SACRAMENTO -- A deal reached Monday by Gov. Jerry Brown and legislative leaders to reduce the state's prison population was greeted warily by lawyers representing inmates who have sued California over conditions behind bars.
“The governor hasn’t built up a lot of trust here,” said Michael Bien, who is handling a lawsuit over mental healthcare.
The lawyers for inmates were not involved in negotiations over the weekend, and Brown said they had no role in reaching a deal.
A panel of three federal judges has ordered the state to reduce its prison population by 9,600 inmates by the end of the year.
As part of a compromise reached with Senate leader Darrell Steinberg (D-Sacramento), the governor agreed to ask the judges for more time to comply with the order. If the extension is granted or the order is loosened, the state would use the breathing room to expand rehabilitation programs aimed at reducing the number of former inmates who commit new crimes and return to prison.

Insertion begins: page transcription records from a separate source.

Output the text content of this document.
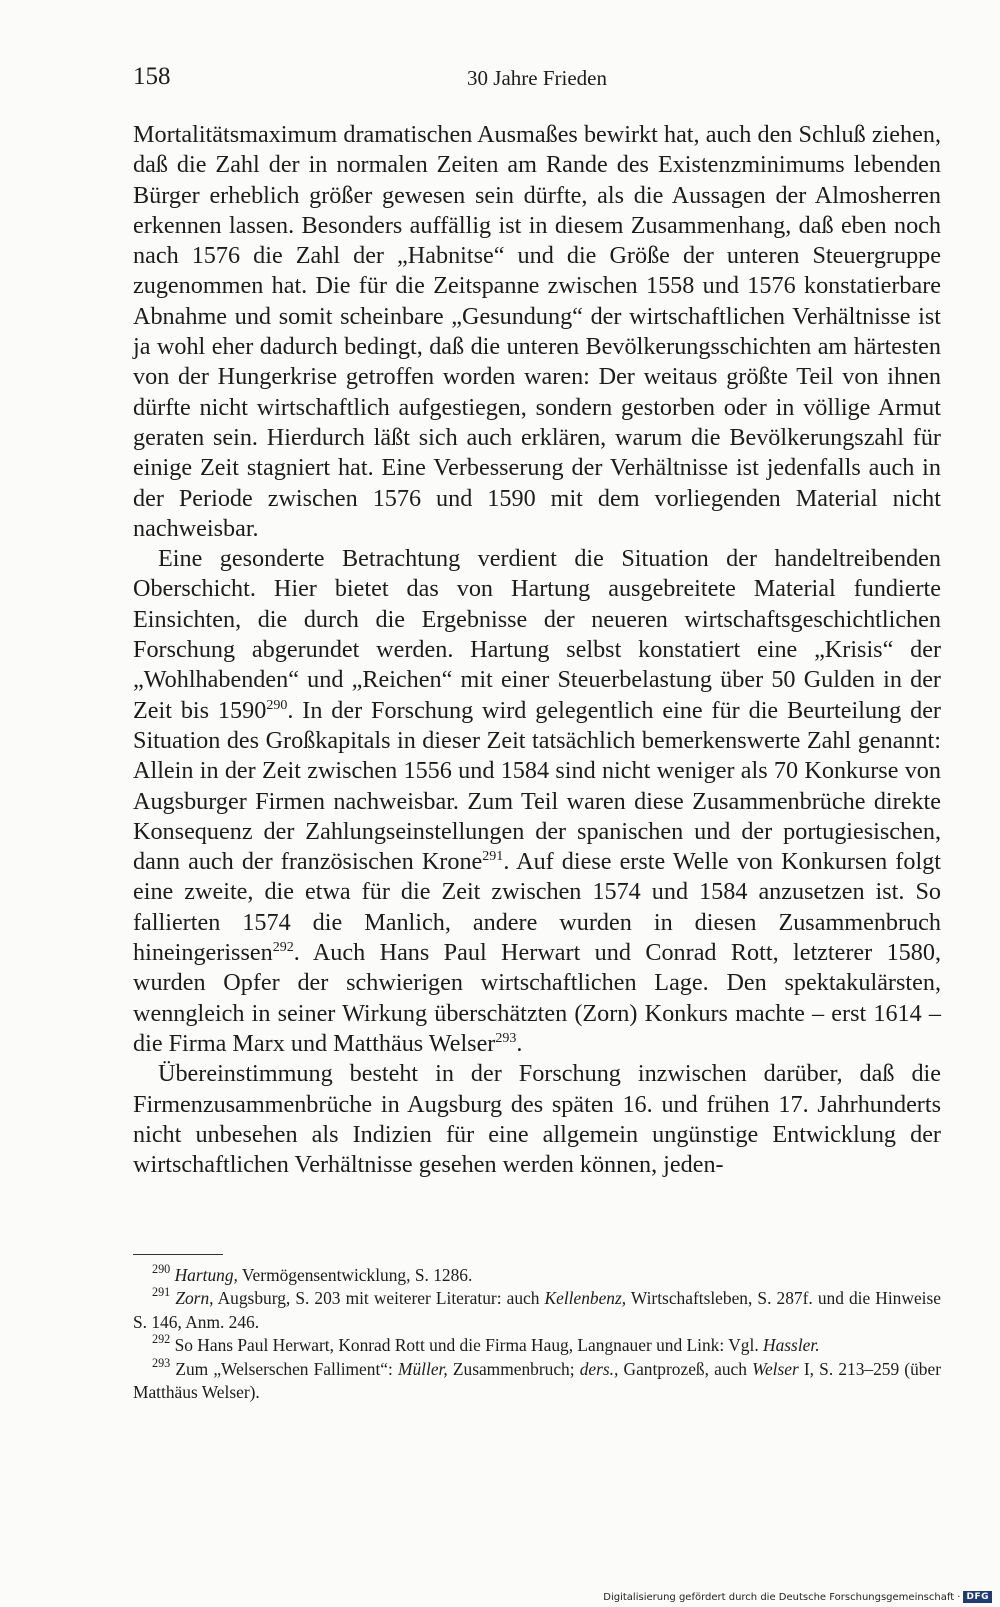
158	30 Jahre Frieden

Mortalitätsmaximum dramatischen Ausmaßes bewirkt hat, auch den Schluß ziehen, daß die Zahl der in normalen Zeiten am Rande des Existenzminimums lebenden Bürger erheblich größer gewesen sein dürfte, als die Aussagen der Almosherren erkennen lassen. Besonders auffällig ist in diesem Zusammenhang, daß eben noch nach 1576 die Zahl der „Habnitse“ und die Größe der unteren Steuergruppe zugenommen hat. Die für die Zeitspanne zwischen 1558 und 1576 konstatierbare Abnahme und somit scheinbare „Gesundung“ der wirtschaftlichen Verhältnisse ist ja wohl eher dadurch bedingt, daß die unteren Bevölkerungsschichten am härtesten von der Hungerkrise getroffen worden waren: Der weitaus größte Teil von ihnen dürfte nicht wirtschaftlich aufgestiegen, sondern gestorben oder in völlige Armut geraten sein. Hierdurch läßt sich auch erklären, warum die Bevölkerungszahl für einige Zeit stagniert hat. Eine Verbesserung der Verhältnisse ist jedenfalls auch in der Periode zwischen 1576 und 1590 mit dem vorliegenden Material nicht nachweisbar.

Eine gesonderte Betrachtung verdient die Situation der handeltreibenden Oberschicht. Hier bietet das von Hartung ausgebreitete Material fundierte Einsichten, die durch die Ergebnisse der neueren wirtschaftsgeschichtlichen Forschung abgerundet werden. Hartung selbst konstatiert eine „Krisis“ der „Wohlhabenden“ und „Reichen“ mit einer Steuerbelastung über 50 Gulden in der Zeit bis 1590$^{290}$. In der Forschung wird gelegentlich eine für die Beurteilung der Situation des Großkapitals in dieser Zeit tatsächlich bemerkenswerte Zahl genannt: Allein in der Zeit zwischen 1556 und 1584 sind nicht weniger als 70 Konkurse von Augsburger Firmen nachweisbar. Zum Teil waren diese Zusammenbrüche direkte Konsequenz der Zahlungseinstellungen der spanischen und der portugiesischen, dann auch der französischen Krone$^{291}$. Auf diese erste Welle von Konkursen folgt eine zweite, die etwa für die Zeit zwischen 1574 und 1584 anzusetzen ist. So fallierten 1574 die Manlich, andere wurden in diesen Zusammenbruch hineingerissen$^{292}$. Auch Hans Paul Herwart und Conrad Rott, letzterer 1580, wurden Opfer der schwierigen wirtschaftlichen Lage. Den spektakulärsten, wenngleich in seiner Wirkung überschätzten (Zorn) Konkurs machte – erst 1614 – die Firma Marx und Matthäus Welser$^{293}$.

Übereinstimmung besteht in der Forschung inzwischen darüber, daß die Firmenzusammenbrüche in Augsburg des späten 16. und frühen 17. Jahrhunderts nicht unbesehen als Indizien für eine allgemein ungünstige Entwicklung der wirtschaftlichen Verhältnisse gesehen werden können, jeden-

$^{290}$ Hartung, Vermögensentwicklung, S. 1286.

$^{291}$ Zorn, Augsburg, S. 203 mit weiterer Literatur: auch Kellenbenz, Wirtschaftsleben, S. 287f. und die Hinweise S. 146, Anm. 246.

$^{292}$ So Hans Paul Herwart, Konrad Rott und die Firma Haug, Langnauer und Link: Vgl. Hassler.

$^{293}$ Zum „Welserschen Falliment“: Müller, Zusammenbruch; ders., Gantprozeß, auch Welser I, S. 213–259 (über Matthäus Welser).

Digitalisierung gefördert durch die Deutsche Forschungsgemeinschaft · DFG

However, if the judges reject the request, the state will move forward with Brown's original plan -- spending hundreds of millions of dollars a year to house inmates in private prisons and other alternate facilities.
Bien said it's unlikely the judges will grant Brown another extension -- the original deadline for reducing the prison population was June 30 -- if the request is not supported by the lawyers.
Right now, he said, the lawyers are skeptical of allowing the state more time to meet the court order, which was originally issued in August 2009 and upheld by the U.S. Supreme Court in June 2011.
“We are supportive of the effort to reduce the total burden on prisons by changing California laws … but we have not agreed to the length of time," Bien said.
Brown said he thought there was a chance the judges would go along with the state's revised plan.
“There are little smoke signals emanating from the mountaintops," he told reporters on Monday.